Pour autant, l’intérieur des rames Crossrail fait l’objet de multiples attentions. Parmi les détails signés TfL, notons que l’éclairage associe une ambiance indirecte en toiture, s’adaptant à celui des gares pour ne pas créer de contraste entre intérieur et extérieur de la rame. Absent sous les emplacements des pantographes à cause du manque de volume disponible, cet éclairage d’ambiance est complété par des spots montés au plafond sur de petits modules, associés à un haut-parleur. Le fonctionnement des blocs assurant la climatisation, la ventilation et le chauffage s’adapte également, en fonction du remplissage du train. Et comme dans tout train moderne qui se respecte, la vidéosurveillance, les écrans d’information en temps réel sur les correspondances ou le trafic sur les autres lignes, ainsi que le Wi-Fi seront présents. Autre « plus » présent depuis une quinzaine d’années dans les rames à grande capacité, les intercirculations permettant le passage d’une voiture à l’autre seront à peine moins larges que la distance entre les sièges longitudinaux.
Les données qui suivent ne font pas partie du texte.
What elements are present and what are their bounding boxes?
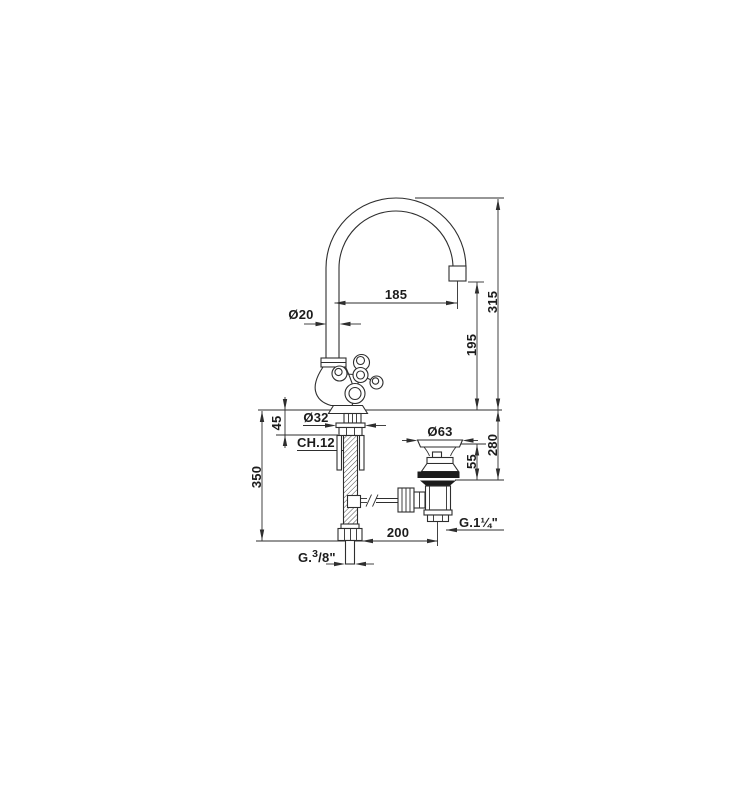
dim-diameter-63-label: Ø63 (427, 424, 452, 439)
spout-outlet (449, 266, 466, 281)
pop-up-rod (361, 495, 399, 507)
dim-350-label: 350 (249, 466, 264, 488)
spout-gooseneck (326, 198, 466, 363)
arrowhead (407, 438, 418, 442)
waste-cap-knob (433, 452, 442, 458)
waste-flange (418, 440, 463, 447)
arrowhead (475, 399, 479, 410)
mounting-stud-left (337, 436, 342, 471)
hose-connector-nut (338, 529, 362, 541)
arrowhead (362, 539, 373, 543)
dim-ch12-label: CH.12 (297, 435, 335, 450)
waste-gasket-upper (418, 472, 460, 479)
waste-gasket-lower (420, 481, 456, 487)
arrowhead (365, 423, 376, 427)
dim-height-above-deck: 315 (485, 199, 500, 410)
dim-185-label: 185 (385, 287, 407, 302)
dim-diameter-32-label: Ø32 (303, 410, 328, 425)
dim-g-1-1-4-label: G.1¼" (459, 515, 498, 530)
dim-195-label: 195 (464, 334, 479, 356)
arrowhead (260, 530, 264, 541)
arrowhead (340, 322, 351, 326)
waste-cap-plate (427, 458, 453, 464)
dim-315-label: 315 (485, 291, 500, 313)
arrowhead (475, 445, 479, 456)
arrowhead (355, 562, 366, 566)
dim-waste-thread: G.1¼" (446, 515, 504, 532)
dim-supply-thread: G.3/8" (298, 548, 374, 566)
faucet-technical-drawing: 185 Ø20 315 195 280 (0, 0, 739, 800)
waste-cone (422, 464, 459, 472)
rod-clamp (348, 496, 361, 508)
arrowhead (496, 469, 500, 480)
mounting-stud-right (360, 436, 365, 471)
supply-hose (338, 436, 398, 565)
arrowhead (496, 199, 500, 210)
arrowhead (283, 399, 287, 410)
dim-wrench-size: CH.12 (297, 435, 335, 450)
reference-lines (256, 198, 504, 541)
arrowhead (496, 411, 500, 422)
arrowhead (496, 399, 500, 410)
arrowhead (316, 322, 327, 326)
faucet (315, 198, 466, 414)
dim-below-deck-depth: 280 (485, 411, 500, 480)
mounting-nut (339, 428, 362, 436)
faucet-base (329, 406, 368, 414)
arrowhead (446, 528, 457, 532)
dim-spout-tube-diameter: Ø20 (288, 307, 361, 326)
dim-max-deck-thickness: 45 (269, 397, 287, 448)
dim-280-label: 280 (485, 434, 500, 456)
supply-tube-end (346, 541, 355, 565)
dim-waste-horizontal-offset: 200 (362, 525, 438, 543)
waste-tail-lip (424, 510, 452, 515)
arrowhead (463, 438, 474, 442)
dim-hose-length: 350 (249, 411, 264, 541)
braided-hose (344, 436, 358, 529)
hose-connector-collar (341, 524, 359, 529)
arrowhead (427, 539, 438, 543)
dim-55-label: 55 (464, 454, 479, 469)
rod-break-mark (373, 495, 379, 507)
arrowhead (475, 469, 479, 480)
dim-diameter-20-label: Ø20 (288, 307, 313, 322)
dim-200-label: 200 (387, 525, 409, 540)
dim-spout-outlet-height: 195 (464, 283, 479, 410)
arrowhead (283, 435, 287, 446)
rod-break-mark (366, 495, 372, 507)
dim-spout-reach: 185 (335, 287, 458, 305)
dim-waste-clamp-range: 55 (464, 445, 479, 480)
arrowhead (475, 283, 479, 294)
arrowhead (260, 411, 264, 422)
dim-45-label: 45 (269, 416, 284, 431)
dim-g-3-8-label: G.3/8" (298, 548, 336, 565)
arrowhead (446, 301, 457, 305)
mounting-washer (336, 423, 365, 428)
waste-tailpiece (428, 515, 449, 522)
spec-sheet-page: 185 Ø20 315 195 280 (0, 0, 739, 800)
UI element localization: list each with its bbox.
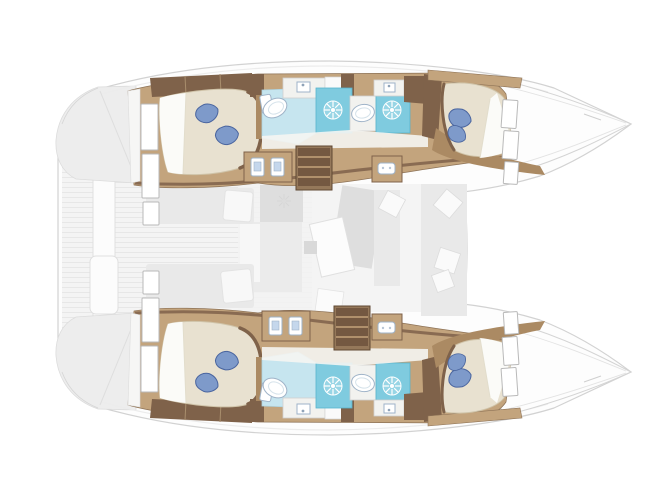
starboard-companionway-stairs — [334, 306, 370, 350]
port-toiletry-counter — [244, 152, 292, 182]
starboard-toiletry-counter — [262, 311, 310, 341]
table-base — [304, 241, 317, 254]
catamaran-floor-plan — [0, 0, 662, 496]
berth-pillow — [220, 269, 253, 304]
floor-plan-canvas — [0, 0, 662, 496]
port-companionway-stairs — [296, 146, 332, 190]
berth-pillow — [223, 190, 254, 222]
hatch-flake — [277, 194, 291, 208]
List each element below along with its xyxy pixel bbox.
Un élément clé du succès de Crossrail sera de permettre un maximum de montées et de descentes en un minimum de temps. Pour y contribuer, le plancher du train sera exactement au niveau des quais dans les futures gares du tronçon central de l’Elizabeth Line. En revanche, dans les gares de banlieue appelées à être desservies par Crossrail, il pourra arriver que les quais soient un peu plus bas que le plancher des rames… L’ouverture des portes sera-t-elle automatique ? Oui, dans la partie centrale de la ligne, en conduite automatique et dont les quais seront dotés de portes palières. Mais pour l’heure, la question reste ouverte en ce qui concerne les gares aériennes en banlieue. C’est pourquoi des boutons standards d’ouverture ont été installés à proximité des portes.
Après les trois premiers trains, la production en série des rames Crossrail doit être lancée en octobre, avec un rythme pouvant atteindre une rame par semaine. Entre-temps, le premier train est parti en août pour la voie d’essais RIDC (Rail Innovation and Development Centres) d’Old Dalby, à 180 km au nord de Londres. Sur cette voie de 21 km, la rame, préalablement lestée à plus de 100 tonnes, peut ainsi effectuer une montée en vitesse jusqu’aux 90 mph (144 km/h) autorisés sur Crossrail, avant d’entamer une campagne d’essais sur le réseau ferré national britannique avant la fin de l’année.